Seniors that suffer accidents often require assistance either in their home or in a facility like adult day care or the highest level (most expensive), a skilled nursing home. More often than accidents, medical conditions including cancer, cardiovascular disease, diabetes, and a myriad of other ailments to which we can succumb to needing assistance.

There are four ways that people approach LTC. Two methods are thoughtfully calculated while two arrangements are usually unplanned at best and inconsiderate at the worst. Let’s first address these two reactive strategies. Medicare is the first line of LTC defense for some, but for two reasons it should not be considered true Long Term Care. First, it only covers the first 100 days in a nursing home, and those days must be preceded by at least a three-day hospital admission. Second, Medicare facilities are subject to government payment schedules and I wouldn’t wish anyone be forced into Medicare-only service due to their own poor planning.

The other way the financially unprepared receive Long Term Care is by relying on their family to provide for them. If a family member can provide the care, it’s not a terrible thing … unless the caregiver or their home or their family is not adequately suited to the burden. Then it can permanently tarnish a lifetime of memories.

As mentioned above, there are two primary approaches to funding Long Term Care. The first involves an allocation of assets to pay for the benefits. According to www.lifehappens.org “At a median daily rate of $240, an average nursing home stay of 835 days currently costs over $200,000 …”

So, if you can set aside a couple hundred grand today, and make it grow to outpace LTC inflation, you should be good to go. But Long Term Care costs are climbing about 2 ½ times the rate of inflationi, so the investment needs to take on enough risk to achieve the required growth.

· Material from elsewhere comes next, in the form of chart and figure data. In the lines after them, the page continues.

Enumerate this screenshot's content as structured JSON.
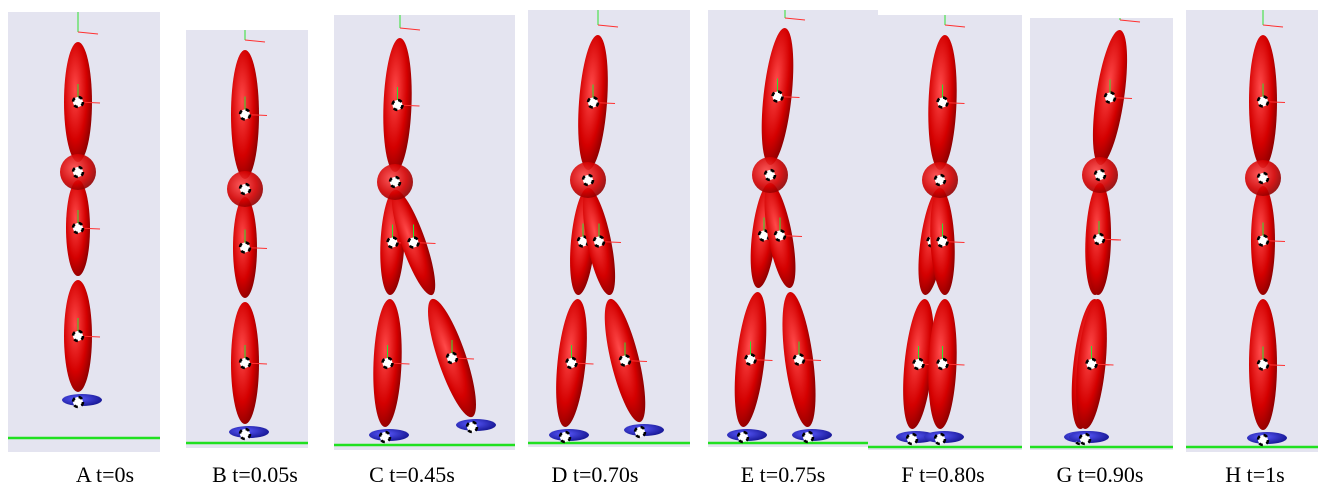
{
  "panels": [
    {
      "label": "A t=0s"
    },
    {
      "label": "B t=0.05s"
    },
    {
      "label": "C t=0.45s"
    },
    {
      "label": "D t=0.70s"
    },
    {
      "label": "E t=0.75s"
    },
    {
      "label": "F t=0.80s"
    },
    {
      "label": "G t=0.90s"
    },
    {
      "label": "H t=1s"
    }
  ]
}
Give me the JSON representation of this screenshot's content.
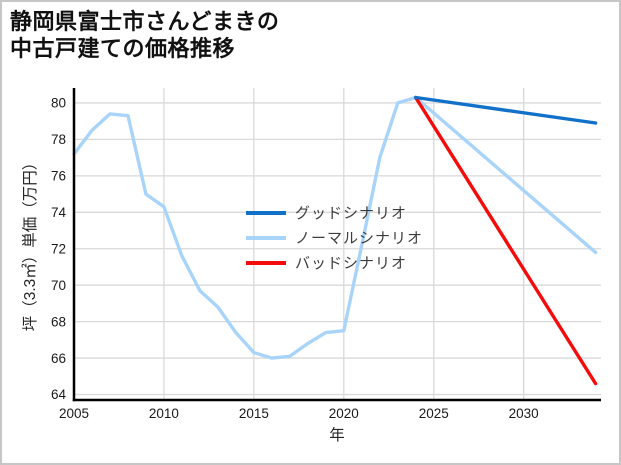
{
  "figure": {
    "title_lines": [
      "静岡県富士市さんどまきの",
      "中古戸建ての価格推移"
    ],
    "background": "#ffffff",
    "border_color": "#c6c6c6"
  },
  "chart_data": {
    "type": "line",
    "title": "静岡県富士市さんどまきの中古戸建ての価格推移",
    "xlabel": "年",
    "ylabel": "坪（3.3㎡）単価（万円）",
    "xlim": [
      2005,
      2034.3
    ],
    "ylim": [
      63.7,
      80.82
    ],
    "x_ticks": [
      2005,
      2010,
      2015,
      2020,
      2025,
      2030
    ],
    "y_ticks": [
      64,
      66,
      68,
      70,
      72,
      74,
      76,
      78,
      80
    ],
    "grid": true,
    "grid_color": "#d9d9d9",
    "spine_color": "#000000",
    "tick_label_color": "#1a1a1a",
    "legend_position": "center-left inside plot",
    "series": [
      {
        "name": "グッドシナリオ",
        "color": "#1170c8",
        "x": [
          2024,
          2034
        ],
        "values": [
          80.3,
          78.9
        ]
      },
      {
        "name": "ノーマルシナリオ",
        "color": "#a9d4f9",
        "x": [
          2005,
          2006,
          2007,
          2008,
          2009,
          2010,
          2011,
          2012,
          2013,
          2014,
          2015,
          2016,
          2017,
          2018,
          2019,
          2020,
          2021,
          2022,
          2023,
          2024,
          2034
        ],
        "values": [
          77.2,
          78.5,
          79.4,
          79.3,
          75.0,
          74.3,
          71.6,
          69.7,
          68.8,
          67.4,
          66.3,
          66.0,
          66.1,
          66.8,
          67.4,
          67.5,
          72.2,
          77.0,
          80.0,
          80.3,
          71.8
        ]
      },
      {
        "name": "バッドシナリオ",
        "color": "#f40b0b",
        "x": [
          2024,
          2034
        ],
        "values": [
          80.3,
          64.6
        ]
      }
    ]
  }
}
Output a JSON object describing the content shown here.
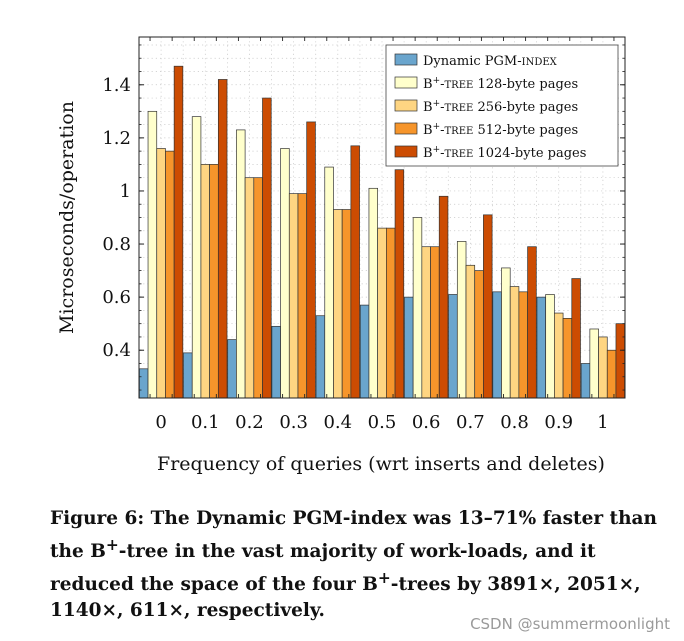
{
  "chart_data": {
    "type": "bar",
    "xlabel": "Frequency of queries (wrt inserts and deletes)",
    "ylabel": "Microseconds/operation",
    "ylim": [
      0.22,
      1.58
    ],
    "yticks": [
      0.4,
      0.6,
      0.8,
      1,
      1.2,
      1.4
    ],
    "ytick_labels": [
      "0.4",
      "0.6",
      "0.8",
      "1",
      "1.2",
      "1.4"
    ],
    "grid": true,
    "legend_position": "top-right",
    "categories": [
      "0",
      "0.1",
      "0.2",
      "0.3",
      "0.4",
      "0.5",
      "0.6",
      "0.7",
      "0.8",
      "0.9",
      "1"
    ],
    "series": [
      {
        "name": "Dynamic PGM-index",
        "legend": [
          "Dynamic PGM-",
          "index",
          ""
        ],
        "color": "#6aa5cd",
        "values": [
          0.33,
          0.39,
          0.44,
          0.49,
          0.53,
          0.57,
          0.6,
          0.61,
          0.62,
          0.6,
          0.35
        ]
      },
      {
        "name": "B+-tree 128-byte pages",
        "legend": [
          "B",
          "tree",
          " 128-byte pages"
        ],
        "color": "#ffffcc",
        "values": [
          1.3,
          1.28,
          1.23,
          1.16,
          1.09,
          1.01,
          0.9,
          0.81,
          0.71,
          0.61,
          0.48
        ]
      },
      {
        "name": "B+-tree 256-byte pages",
        "legend": [
          "B",
          "tree",
          " 256-byte pages"
        ],
        "color": "#fed582",
        "values": [
          1.16,
          1.1,
          1.05,
          0.99,
          0.93,
          0.86,
          0.79,
          0.72,
          0.64,
          0.54,
          0.45
        ]
      },
      {
        "name": "B+-tree 512-byte pages",
        "legend": [
          "B",
          "tree",
          " 512-byte pages"
        ],
        "color": "#f6952b",
        "values": [
          1.15,
          1.1,
          1.05,
          0.99,
          0.93,
          0.86,
          0.79,
          0.7,
          0.62,
          0.52,
          0.4
        ]
      },
      {
        "name": "B+-tree 1024-byte pages",
        "legend": [
          "B",
          "tree",
          " 1024-byte pages"
        ],
        "color": "#cc4c02",
        "values": [
          1.47,
          1.42,
          1.35,
          1.26,
          1.17,
          1.08,
          0.98,
          0.91,
          0.79,
          0.67,
          0.5
        ]
      }
    ]
  },
  "caption": "Figure 6: The Dynamic PGM-index was 13–71% faster than the B+-tree in the vast majority of workloads, and it reduced the space of the four B+-trees by 3891×, 2051×, 1140×, 611×, respectively.",
  "caption_parts": {
    "p1": "Figure 6: The Dynamic PGM-index was 13–71% faster than the B",
    "sup1": "+",
    "p2": "-tree in the vast majority of work-loads, and it reduced the space of the four B",
    "sup2": "+",
    "p3": "-trees by 3891×, 2051×, 1140×, 611×, respectively."
  },
  "watermark": "CSDN @summermoonlight"
}
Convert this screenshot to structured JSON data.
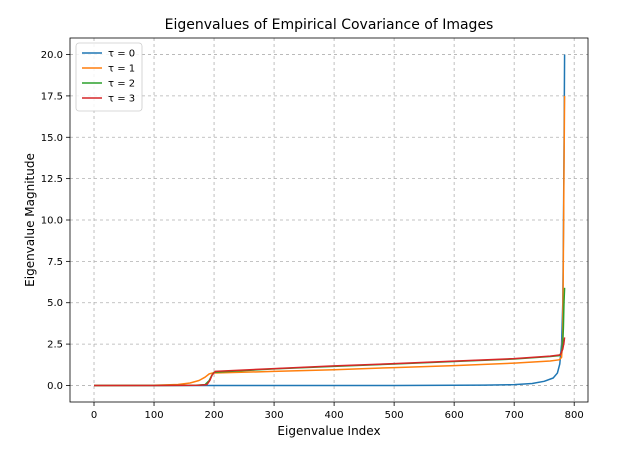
{
  "chart_data": {
    "type": "line",
    "title": "Eigenvalues of Empirical Covariance of Images",
    "xlabel": "Eigenvalue Index",
    "ylabel": "Eigenvalue Magnitude",
    "xlim": [
      -40,
      823
    ],
    "ylim": [
      -1.0,
      21.0
    ],
    "xticks": [
      0,
      100,
      200,
      300,
      400,
      500,
      600,
      700,
      800
    ],
    "xtick_labels": [
      "0",
      "100",
      "200",
      "300",
      "400",
      "500",
      "600",
      "700",
      "800"
    ],
    "yticks": [
      0.0,
      2.5,
      5.0,
      7.5,
      10.0,
      12.5,
      15.0,
      17.5,
      20.0
    ],
    "ytick_labels": [
      "0.0",
      "2.5",
      "5.0",
      "7.5",
      "10.0",
      "12.5",
      "15.0",
      "17.5",
      "20.0"
    ],
    "grid": true,
    "legend_position": "top-left",
    "series": [
      {
        "name": "τ = 0",
        "color": "#1f77b4",
        "points": [
          [
            0,
            0.0
          ],
          [
            100,
            0.0
          ],
          [
            200,
            0.0
          ],
          [
            300,
            0.0
          ],
          [
            400,
            0.0
          ],
          [
            500,
            0.0
          ],
          [
            600,
            0.01
          ],
          [
            650,
            0.02
          ],
          [
            700,
            0.05
          ],
          [
            730,
            0.12
          ],
          [
            750,
            0.25
          ],
          [
            765,
            0.45
          ],
          [
            772,
            0.75
          ],
          [
            776,
            1.3
          ],
          [
            779,
            2.5
          ],
          [
            781,
            5.0
          ],
          [
            782,
            9.0
          ],
          [
            783,
            14.0
          ],
          [
            784,
            20.0
          ]
        ]
      },
      {
        "name": "τ = 1",
        "color": "#ff7f0e",
        "points": [
          [
            0,
            0.0
          ],
          [
            100,
            0.01
          ],
          [
            140,
            0.06
          ],
          [
            160,
            0.15
          ],
          [
            175,
            0.3
          ],
          [
            185,
            0.5
          ],
          [
            192,
            0.7
          ],
          [
            197,
            0.75
          ],
          [
            200,
            0.75
          ],
          [
            300,
            0.85
          ],
          [
            400,
            0.95
          ],
          [
            500,
            1.08
          ],
          [
            600,
            1.2
          ],
          [
            700,
            1.35
          ],
          [
            760,
            1.48
          ],
          [
            775,
            1.55
          ],
          [
            779,
            1.7
          ],
          [
            781,
            3.0
          ],
          [
            782,
            8.0
          ],
          [
            783,
            13.0
          ],
          [
            784,
            17.5
          ]
        ]
      },
      {
        "name": "τ = 2",
        "color": "#2ca02c",
        "points": [
          [
            0,
            0.0
          ],
          [
            100,
            0.0
          ],
          [
            170,
            0.01
          ],
          [
            185,
            0.05
          ],
          [
            192,
            0.3
          ],
          [
            196,
            0.6
          ],
          [
            200,
            0.8
          ],
          [
            300,
            1.0
          ],
          [
            400,
            1.15
          ],
          [
            500,
            1.3
          ],
          [
            600,
            1.45
          ],
          [
            700,
            1.6
          ],
          [
            760,
            1.75
          ],
          [
            775,
            1.8
          ],
          [
            779,
            2.0
          ],
          [
            781,
            2.6
          ],
          [
            782,
            3.5
          ],
          [
            783,
            5.0
          ],
          [
            784,
            5.9
          ]
        ]
      },
      {
        "name": "τ = 3",
        "color": "#d62728",
        "points": [
          [
            0,
            0.0
          ],
          [
            100,
            0.0
          ],
          [
            175,
            0.01
          ],
          [
            188,
            0.05
          ],
          [
            193,
            0.3
          ],
          [
            197,
            0.65
          ],
          [
            202,
            0.85
          ],
          [
            300,
            1.02
          ],
          [
            400,
            1.18
          ],
          [
            500,
            1.32
          ],
          [
            600,
            1.47
          ],
          [
            700,
            1.62
          ],
          [
            760,
            1.77
          ],
          [
            777,
            1.85
          ],
          [
            781,
            2.2
          ],
          [
            783,
            2.6
          ],
          [
            784,
            2.9
          ]
        ]
      }
    ]
  }
}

The final approach is to transfer the LTC risk to an insurance company. The problem is that there is only a 50% chance you will use the policy benefits. That’s why we’re recommending our clients take a look at the newer “hybrid” life insurance policies that allow the insured to tap into the death benefit to pay for LTC. Your chances of dying are 100%, so everyone who keeps these policies in force throughout their lives will get something back, either help when they need it for themselves or a tax free death benefit for their beneficiaries.

A permanent life insurance policy can be costly, and because the insurer takes on both mortality (death) and morbidity (LTC) risks the underwriting can be more challenging. Like all life insurance applications, the premiums are lower for people in good health than for folks with either risk already heightened.